Sunflowers and oilseeds, a fascinating commodity - Agiboo

The story in Greek mythology where the water nymph Clytie was turned into a flower. This after watching nine days to Apollo the sun god on a rock without food and water inspires many. These flowers became known as the sunflowers. I did find the story online at forgotten tales and it reminded me that it is now sunflower time. On many places in our area I see large sunflower fields. From Sunflower seeds a vegetable oil can be extracted which is a pretty remarkable commodity.

Vegetable oil

Vegetable oil is extracted from a plant and in this case from sunflowers. The history of the sunflowers is an interesting one. The flower is native to North America where they have been cultivated for thousands of years. The plant was taken by Spanish explores to Europe around the 1500’s and in the early 1700’s. People managed to squeeze out the oil of the seeds. The Sunflower became really popular in that century, because of Peter the Great. By the early 1900’s many fields could be found in Russia where they were grown for vegetable oil production. By the late 1900’s sunflowers popularity found its way back to North America.

Types of vegetable oil

Sunflower oil has the highest Vitamine E content compared to all other vegetable oils. There are many vegetable oils among them there is palm oil, soybean oil, rapeseed oil, peanut oil, cottonseed oil and olive oil. This small list together with sunflower oil accounts for more than 95% of the world consumption. Next to these there are many specials such as sesame oil or linseed oil. A specific one should be mentioned, which is Canola oil, cultivated in the 1970 in Canada based on rape seed. Canola means actually Canadian Oil Low Acid.

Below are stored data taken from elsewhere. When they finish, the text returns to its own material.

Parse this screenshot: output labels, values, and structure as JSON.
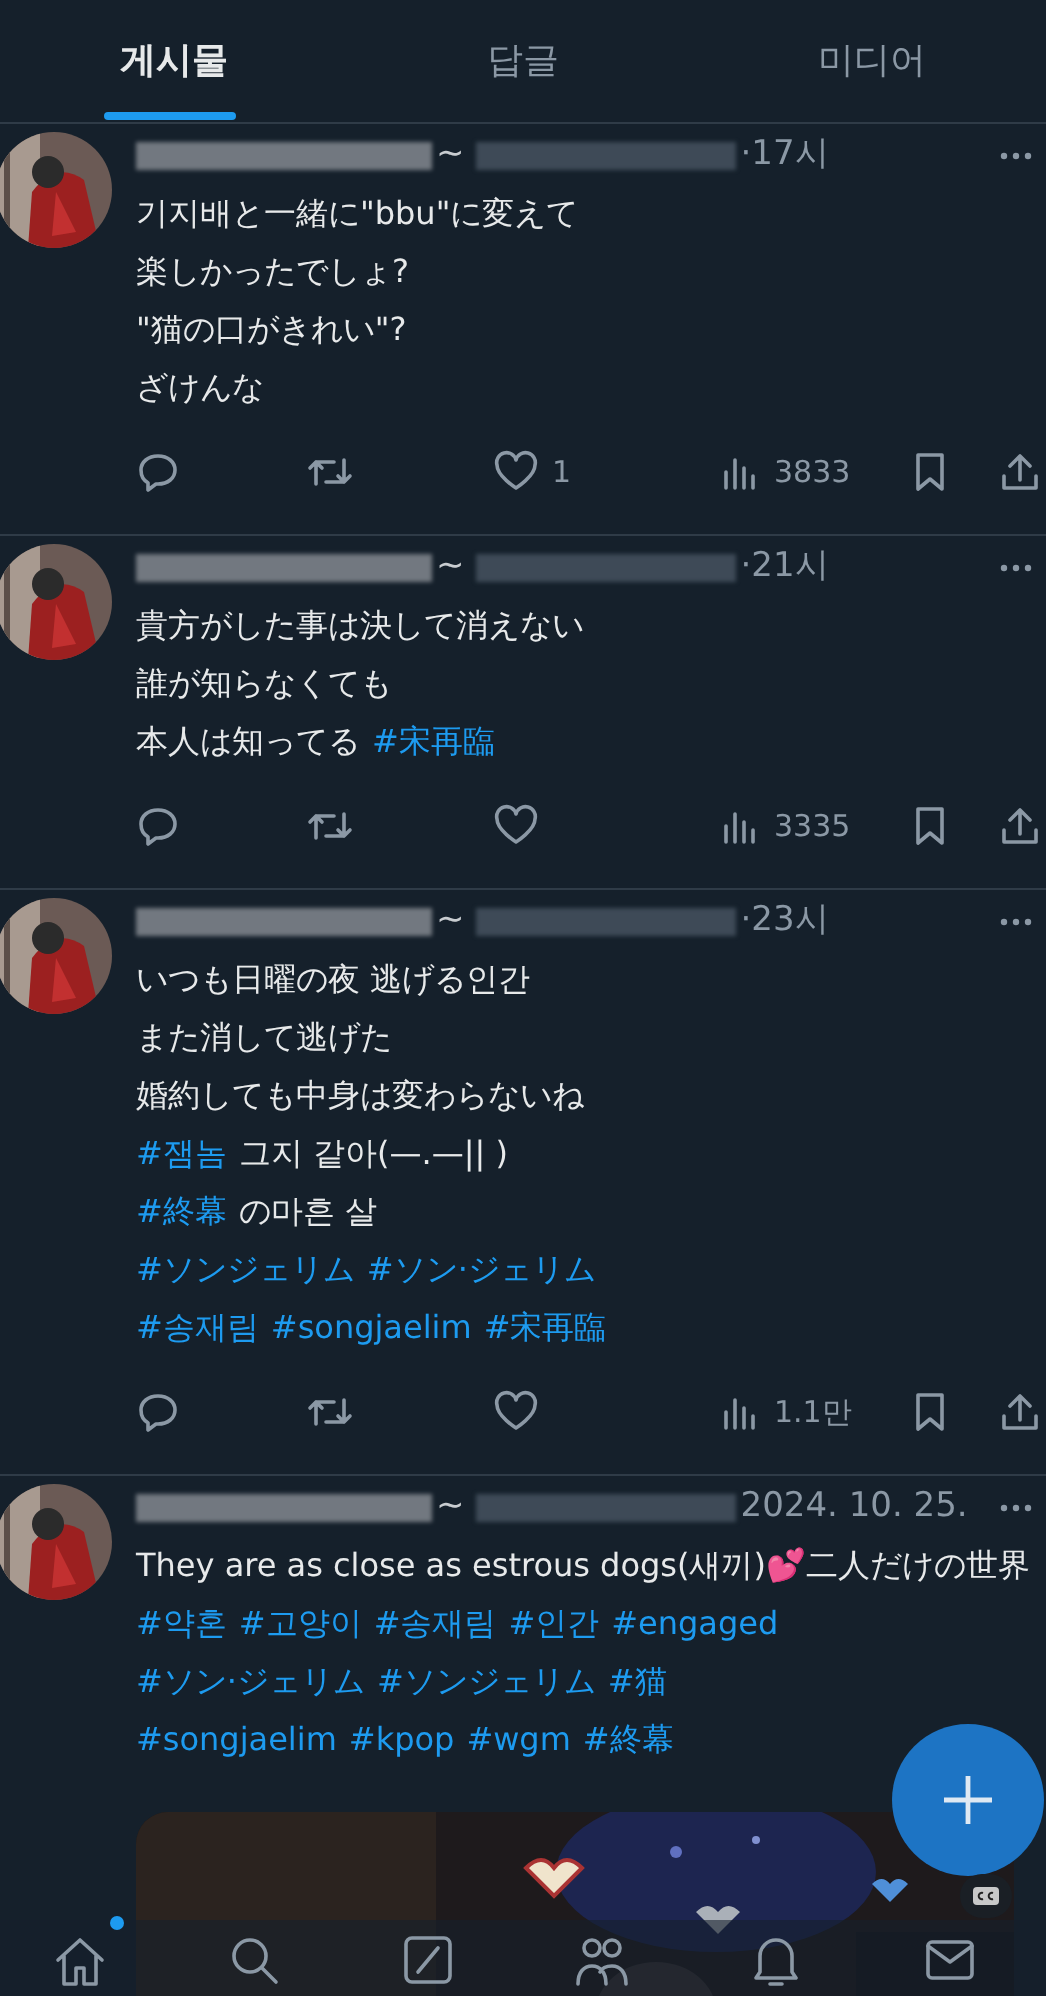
{
  "tabs": [
    {
      "label": "게시물",
      "selected": true
    },
    {
      "label": "답글",
      "selected": false
    },
    {
      "label": "미디어",
      "selected": false
    }
  ],
  "posts": [
    {
      "separator": "~",
      "time": "·17시",
      "lines": [
        [
          {
            "kind": "text",
            "text": "기지배と一緒に\"bbu\"に変えて"
          }
        ],
        [
          {
            "kind": "text",
            "text": "楽しかったでしょ?"
          }
        ],
        [
          {
            "kind": "text",
            "text": "\"猫の口がきれい\"?"
          }
        ],
        [
          {
            "kind": "text",
            "text": "ざけんな"
          }
        ]
      ],
      "likes": "1",
      "views": "3833"
    },
    {
      "separator": "~",
      "time": "·21시",
      "lines": [
        [
          {
            "kind": "text",
            "text": "貴方がした事は決して消えない"
          }
        ],
        [
          {
            "kind": "text",
            "text": "誰が知らなくても"
          }
        ],
        [
          {
            "kind": "text",
            "text": "本人は知ってる"
          },
          {
            "kind": "hashtag",
            "text": "#宋再臨"
          }
        ]
      ],
      "views": "3335"
    },
    {
      "separator": "~",
      "time": "·23시",
      "lines": [
        [
          {
            "kind": "text",
            "text": "いつも日曜の夜 逃げる인간"
          }
        ],
        [
          {
            "kind": "text",
            "text": "また消して逃げた"
          }
        ],
        [
          {
            "kind": "text",
            "text": "婚約しても中身は変わらないね"
          }
        ],
        [
          {
            "kind": "hashtag",
            "text": "#잼놈"
          },
          {
            "kind": "text",
            "text": "그지 같아(—.—|| )"
          }
        ],
        [
          {
            "kind": "hashtag",
            "text": "#終幕"
          },
          {
            "kind": "text",
            "text": "の마흔 살"
          }
        ],
        [
          {
            "kind": "hashtag",
            "text": "#ソンジェリム"
          },
          {
            "kind": "hashtag",
            "text": "#ソン·ジェリム"
          }
        ],
        [
          {
            "kind": "hashtag",
            "text": "#송재림"
          },
          {
            "kind": "hashtag",
            "text": "#songjaelim"
          },
          {
            "kind": "hashtag",
            "text": "#宋再臨"
          }
        ]
      ],
      "views": "1.1만"
    },
    {
      "separator": "~",
      "time": "2024. 10. 25.",
      "lines": [
        [
          {
            "kind": "text",
            "text": "They are as close as estrous dogs(새끼)💕二人だけの世界"
          }
        ],
        [
          {
            "kind": "hashtag",
            "text": "#약혼"
          },
          {
            "kind": "hashtag",
            "text": "#고양이"
          },
          {
            "kind": "hashtag",
            "text": "#송재림"
          },
          {
            "kind": "hashtag",
            "text": "#인간"
          },
          {
            "kind": "hashtag",
            "text": "#engaged"
          }
        ],
        [
          {
            "kind": "hashtag",
            "text": "#ソン·ジェリム"
          },
          {
            "kind": "hashtag",
            "text": "#ソンジェリム"
          },
          {
            "kind": "hashtag",
            "text": "#猫"
          }
        ],
        [
          {
            "kind": "hashtag",
            "text": "#songjaelim"
          },
          {
            "kind": "hashtag",
            "text": "#kpop"
          },
          {
            "kind": "hashtag",
            "text": "#wgm"
          },
          {
            "kind": "hashtag",
            "text": "#終幕"
          }
        ]
      ],
      "media": {
        "kind": "picture"
      }
    }
  ],
  "nav": [
    {
      "kind": "home",
      "badge": true
    },
    {
      "kind": "search",
      "badge": false
    },
    {
      "kind": "compose",
      "badge": false
    },
    {
      "kind": "people",
      "badge": false
    },
    {
      "kind": "bell",
      "badge": false
    },
    {
      "kind": "mail",
      "badge": false
    }
  ]
}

Vegetable oil as a traded commodity

Is vegetable oil or oilseeds a commodity? It definitely is although vegetable oil is rather specific because it has many types. For some there is a derivative market such as for palm oil on the Bursa Malaysia Derivatives Berhad Exchange. When we look at soybean oil, there is a proper liquid derivate market on the Chicago Mercantile Exchange. In vegetable oil there is in many cases the possibility of substitution. When you would produce mayonnaise you would have many choices of what type of oil to use.

Risk management

As there are liquid derivative markets for some types of oilseeds / vegetable oil and there is a high correlation in price movement. Cross hedging is a proper instrument for vegetable oil to reduce market risk exposure. Such portfolio can be managed in a commodity trade and risk management (CTRM) system such as Agiblocks. Despite the oil I am a fan of the sunflower. We just have put a nice bouquet of them at the reception of the Agiboo office.